BY ANDREA GONZALEZ
The mortuary science department has been at Cypress College since 1977, and since 2017 it remains the only community college in California to offer a bachelor’s degree for mortuary science.
There are only two community colleges in California that offer a funeral service degree, but Cypress College is the only one that offers a bachelor’s program. Since having a bachelor’s program is very costly, many community colleges don’t offer this opportunity.
Considering students are being prepared to work in funeral service, they have a responsibility to maintain ethics; It is imperative they know how to work cohesively and effortlessly with families when preparing the body and the funeral service.
“It’s threaded throughout our curriculum [and] it’s an integral part of every single one of our classes,” said Professor Jolena Grande, a mortuary science teacher at Cypress College.
Since ethics and laws are such a big concern in funeral service, Cypress College offers classes that discuss the laws and ethics related to mortuary science.
Professor Grande said that there are many scenarios students should be prepared for when they enter the funeral industry. Handling the body and facilitating the funeral is one thing, but learning how to work with the family of the deceased is another.
Perhaps a family comes in and indicates that the deceased had three children, but only two of the three children want to be involved in the arrangements for the funeral. It would be unethical to only listen to two of the three children when all three voices have equal rights to disposition.

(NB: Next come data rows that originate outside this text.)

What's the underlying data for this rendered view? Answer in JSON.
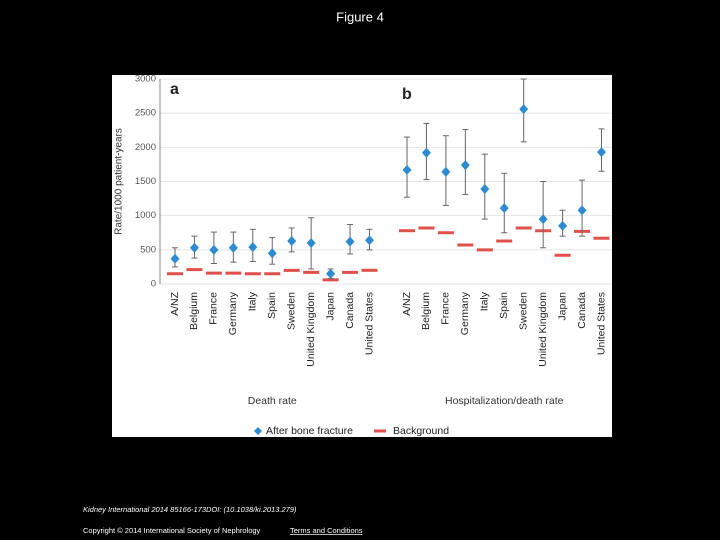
{
  "title": "Figure 4",
  "footer": {
    "citation": "Kidney International 2014 85166-173DOI: (10.1038/ki.2013.279)",
    "copyright": "Copyright © 2014 International Society of Nephrology",
    "link": "Terms and Conditions"
  },
  "chart_data": {
    "type": "errorbar",
    "ylabel": "Rate/1000 patient-years",
    "ylim": [
      0,
      3000
    ],
    "yticks": [
      0,
      500,
      1000,
      1500,
      2000,
      2500,
      3000
    ],
    "grid": true,
    "legend": [
      {
        "name": "After bone fracture",
        "color": "#2f8bd0"
      },
      {
        "name": "Background",
        "color": "#e0514b"
      }
    ],
    "panels": [
      {
        "label": "a",
        "xlabel": "Death rate",
        "categories": [
          "A/NZ",
          "Belgium",
          "France",
          "Germany",
          "Italy",
          "Spain",
          "Sweden",
          "United Kingdom",
          "Japan",
          "Canada",
          "United States"
        ],
        "fracture": {
          "values": [
            370,
            530,
            500,
            530,
            540,
            450,
            630,
            600,
            150,
            620,
            640
          ],
          "lower": [
            250,
            380,
            300,
            320,
            330,
            290,
            470,
            220,
            80,
            440,
            500
          ],
          "upper": [
            530,
            700,
            760,
            760,
            800,
            680,
            820,
            970,
            220,
            870,
            800
          ]
        },
        "background": {
          "values": [
            150,
            210,
            160,
            160,
            150,
            150,
            200,
            170,
            60,
            170,
            200
          ]
        }
      },
      {
        "label": "b",
        "xlabel": "Hospitalization/death rate",
        "categories": [
          "A/NZ",
          "Belgium",
          "France",
          "Germany",
          "Italy",
          "Spain",
          "Sweden",
          "United Kingdom",
          "Japan",
          "Canada",
          "United States"
        ],
        "fracture": {
          "values": [
            1670,
            1920,
            1640,
            1740,
            1390,
            1110,
            2560,
            950,
            850,
            1080,
            1930
          ],
          "lower": [
            1270,
            1530,
            1150,
            1310,
            950,
            750,
            2080,
            530,
            700,
            700,
            1650
          ],
          "upper": [
            2150,
            2350,
            2170,
            2260,
            1900,
            1620,
            3000,
            1500,
            1080,
            1520,
            2270
          ]
        },
        "background": {
          "values": [
            780,
            820,
            750,
            570,
            500,
            630,
            820,
            780,
            420,
            770,
            670
          ]
        }
      }
    ]
  }
}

“It is our responsibility to help broker those conversations so that all three children are in alignment with whatever the wishes of the deceased would have been,” said Professor Grande.
The bodies that students use for class aren’t donated, and they are not cadavers; they are the indigent dead of L.A county who had no funds to pay for their own disposition. The L.A County public administrator’s office gives Cypress College the opportunity to care for the remains in their labs, and then return them to the county of L.A for ultimate disposition.
As reasonably so, some people have a hard time looking and thinking about dead bodies. However, two Mortuary science majors, Julie Williams and Allison Rollerson, both agreed that working with bodies was not daunting because it provided the proper education they needed, and it also offered practical situations in which they were both intrigued.
Julie Williams said, “I already worked at a care center before, so I have already been exposed to that, and it’s not scary because you already come through embalming and restorative art, so it’s not like you’re not already set up for it.”
Allison Rollerson added, “They make it a requirement to be in a mortuary before you start the program.”
Many people tend to ask what jobs can mortuary science majors get? According to the official Cypress College mortuary science website, “Program graduates can pursue careers as morticians, undertakers and funeral directors with an average annual salary of $53,400.” Cypress College partners with Forest Lawn in Cypress and many other mortuaries to prepare students for real on the field work after they receive their bachelor’s degree.
Rollerson and Williams said that the most rewarding thing about the mortuary science program is having the opportunity to not only learn about embalming and the restorative process, but having the chance to actually put those skills to use.
“I think that this class is very relaxing, and in a way it fulfills the art and science portion of the program. For me, [restorative art] was the one class that I wanted to take [when I started] the program,” said Rollerson.
Williams said, “One of the reasons I was so excited was because I have a cosmetology background, and for me it was cool because I get to mix that with the whole embalming aspect.”
As for the professors, the most rewarding part about teaching mortuary science year after year is getting to see how devoted and interested the students are. For professor Grande, she admires how her students are willing to serve their community and not put others before themselves.
Professor Grande said, “They are really a pivotal part of their community with helping client families on their most difficult days.”
There is no doubt that the mortuary science program is one of a kind. With the rare chance of earning a bachelor’s degree at a community college, mortuary science majors are more than prepared for the real world in the funeral service industry.